This silly husky can’t wait to play with his friends, even if he has a clumsy gait and often trips over his own legs.
Clyde, a 1-year-old husky living in Phoenix, Arizona, has cerebellar hypoplasia, which causes him to have a hard time balancing.
“It’s kind of like being drunk or tipsy,” his owner April Addison told InsideEdition.com.
She explained that she has always had a soft spot for dogs with special needs and after much research, she adopted Clyde from a local special needs rescue last fall.
Cerebellar hypoplasia causes an underdeveloped cerebellum in the brain, which controls all motor skills. Clyde has been attending physical therapy since his adoption and has improved his balance but still has a bit of a hard time getting from place to place.
“Clyde has a wagon, he can’t walk to and from the park,” Addison said. “I have to assist Clyde with his eating and make sure when he’s going to the bathroom he doesn’t fall in it because he does pee on himself sometimes.”
Clyde also has limited vision unrelated to his condition and has a lot of extra energy.
“If we want quiet time, if we want to lay down or take a nap, I kind of have to assist him in laying down and then keep him very busy with toys to make sure he stays down,” Addison said.

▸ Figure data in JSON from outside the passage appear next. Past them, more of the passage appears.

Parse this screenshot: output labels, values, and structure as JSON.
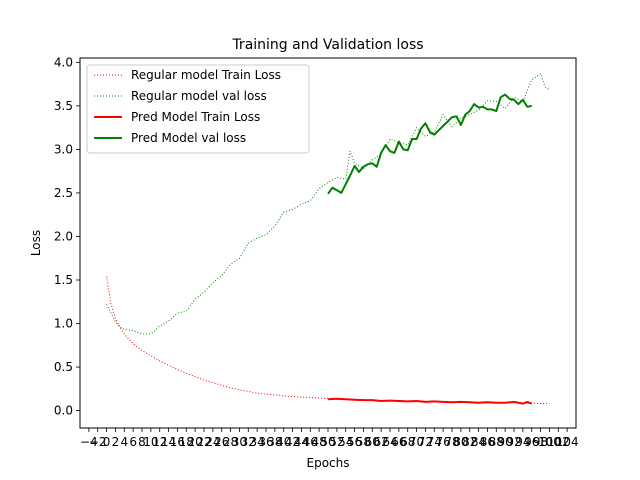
{
  "chart_data": {
    "type": "line",
    "title": "Training and Validation loss",
    "xlabel": "Epochs",
    "ylabel": "Loss",
    "xlim": [
      -6,
      106
    ],
    "ylim": [
      -0.2,
      4.05
    ],
    "grid": false,
    "legend_position": "top-left",
    "x_ticks": [
      -4,
      -2,
      0,
      2,
      4,
      6,
      8,
      10,
      12,
      14,
      16,
      18,
      20,
      22,
      24,
      26,
      28,
      30,
      32,
      34,
      36,
      38,
      40,
      42,
      44,
      46,
      48,
      50,
      52,
      54,
      56,
      58,
      60,
      62,
      64,
      66,
      68,
      70,
      72,
      74,
      76,
      78,
      80,
      82,
      84,
      86,
      88,
      90,
      92,
      94,
      96,
      98,
      100,
      102,
      104
    ],
    "y_ticks": [
      0.0,
      0.5,
      1.0,
      1.5,
      2.0,
      2.5,
      3.0,
      3.5,
      4.0
    ],
    "series": [
      {
        "name": "Regular model Train Loss",
        "color": "#ff0000",
        "style": "dotted",
        "x": [
          0,
          1,
          2,
          3,
          4,
          5,
          6,
          8,
          10,
          12,
          14,
          16,
          18,
          20,
          22,
          24,
          26,
          28,
          30,
          32,
          34,
          36,
          38,
          40,
          42,
          44,
          46,
          48,
          50,
          52,
          56,
          60,
          64,
          68,
          72,
          76,
          80,
          84,
          88,
          92,
          96,
          100
        ],
        "values": [
          1.54,
          1.22,
          1.06,
          0.96,
          0.88,
          0.82,
          0.77,
          0.69,
          0.63,
          0.57,
          0.52,
          0.47,
          0.43,
          0.39,
          0.35,
          0.32,
          0.29,
          0.26,
          0.24,
          0.22,
          0.2,
          0.19,
          0.18,
          0.17,
          0.16,
          0.155,
          0.15,
          0.145,
          0.14,
          0.135,
          0.125,
          0.12,
          0.115,
          0.11,
          0.105,
          0.1,
          0.1,
          0.095,
          0.09,
          0.09,
          0.085,
          0.08
        ]
      },
      {
        "name": "Regular model val loss",
        "color": "#008000",
        "style": "dotted",
        "x": [
          0,
          1,
          2,
          3,
          4,
          6,
          8,
          10,
          12,
          14,
          16,
          18,
          20,
          22,
          24,
          26,
          28,
          30,
          32,
          34,
          36,
          38,
          40,
          42,
          44,
          46,
          48,
          50,
          52,
          54,
          55,
          56,
          58,
          60,
          62,
          64,
          66,
          68,
          70,
          72,
          74,
          76,
          78,
          80,
          82,
          84,
          86,
          88,
          90,
          92,
          94,
          96,
          98,
          99,
          100
        ],
        "values": [
          1.22,
          1.12,
          1.02,
          0.96,
          0.93,
          0.92,
          0.88,
          0.88,
          0.97,
          1.03,
          1.12,
          1.14,
          1.28,
          1.36,
          1.47,
          1.55,
          1.68,
          1.75,
          1.92,
          1.98,
          2.02,
          2.12,
          2.28,
          2.31,
          2.37,
          2.41,
          2.55,
          2.62,
          2.68,
          2.66,
          2.98,
          2.84,
          2.78,
          2.88,
          2.95,
          3.12,
          3.08,
          3.05,
          3.25,
          3.15,
          3.2,
          3.4,
          3.26,
          3.36,
          3.4,
          3.45,
          3.56,
          3.55,
          3.47,
          3.6,
          3.55,
          3.8,
          3.87,
          3.72,
          3.68
        ]
      },
      {
        "name": "Pred Model Train Loss",
        "color": "#ff0000",
        "style": "solid",
        "x": [
          50,
          52,
          54,
          56,
          58,
          60,
          62,
          64,
          66,
          68,
          70,
          72,
          74,
          76,
          78,
          80,
          82,
          84,
          86,
          88,
          90,
          92,
          94,
          95,
          96
        ],
        "values": [
          0.13,
          0.135,
          0.13,
          0.125,
          0.12,
          0.12,
          0.11,
          0.115,
          0.11,
          0.105,
          0.11,
          0.1,
          0.105,
          0.1,
          0.095,
          0.1,
          0.095,
          0.09,
          0.095,
          0.09,
          0.09,
          0.1,
          0.08,
          0.1,
          0.08
        ]
      },
      {
        "name": "Pred Model val loss",
        "color": "#008000",
        "style": "solid",
        "x": [
          50,
          51,
          52,
          53,
          54,
          55,
          56,
          57,
          58,
          59,
          60,
          61,
          62,
          63,
          64,
          65,
          66,
          67,
          68,
          69,
          70,
          71,
          72,
          73,
          74,
          75,
          76,
          77,
          78,
          79,
          80,
          81,
          82,
          83,
          84,
          85,
          86,
          87,
          88,
          89,
          90,
          91,
          92,
          93,
          94,
          95,
          96
        ],
        "values": [
          2.49,
          2.56,
          2.53,
          2.5,
          2.6,
          2.7,
          2.81,
          2.74,
          2.8,
          2.83,
          2.84,
          2.8,
          2.96,
          3.05,
          2.98,
          2.96,
          3.09,
          3.0,
          2.99,
          3.12,
          3.12,
          3.24,
          3.3,
          3.2,
          3.17,
          3.22,
          3.27,
          3.32,
          3.37,
          3.38,
          3.28,
          3.4,
          3.44,
          3.52,
          3.48,
          3.49,
          3.46,
          3.46,
          3.44,
          3.6,
          3.63,
          3.58,
          3.57,
          3.52,
          3.57,
          3.49,
          3.5
        ]
      }
    ]
  }
}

Even though Clyde needs a little more help than other dogs, he doesn’t have any trouble having just as much fun as his other dog friends, including a tiny French bulldog named Murphy and Nico, a German shepherd with special needs that Addison adopted shortly after Clyde.
“They grew up together so they have a crazy bond, a brotherly bond,” Addison said. “He seems to thrive on being around other dogs. He wants to be like them, he wants to participate, he just really enjoys moving.”
She explained that she hopes their story inspires others to give dogs with special needs a chance.
“It’s so rewarding,” she said. “It takes extra time, it is extra work I’m not going to lie, but the reward far outweighs any work that is involved.”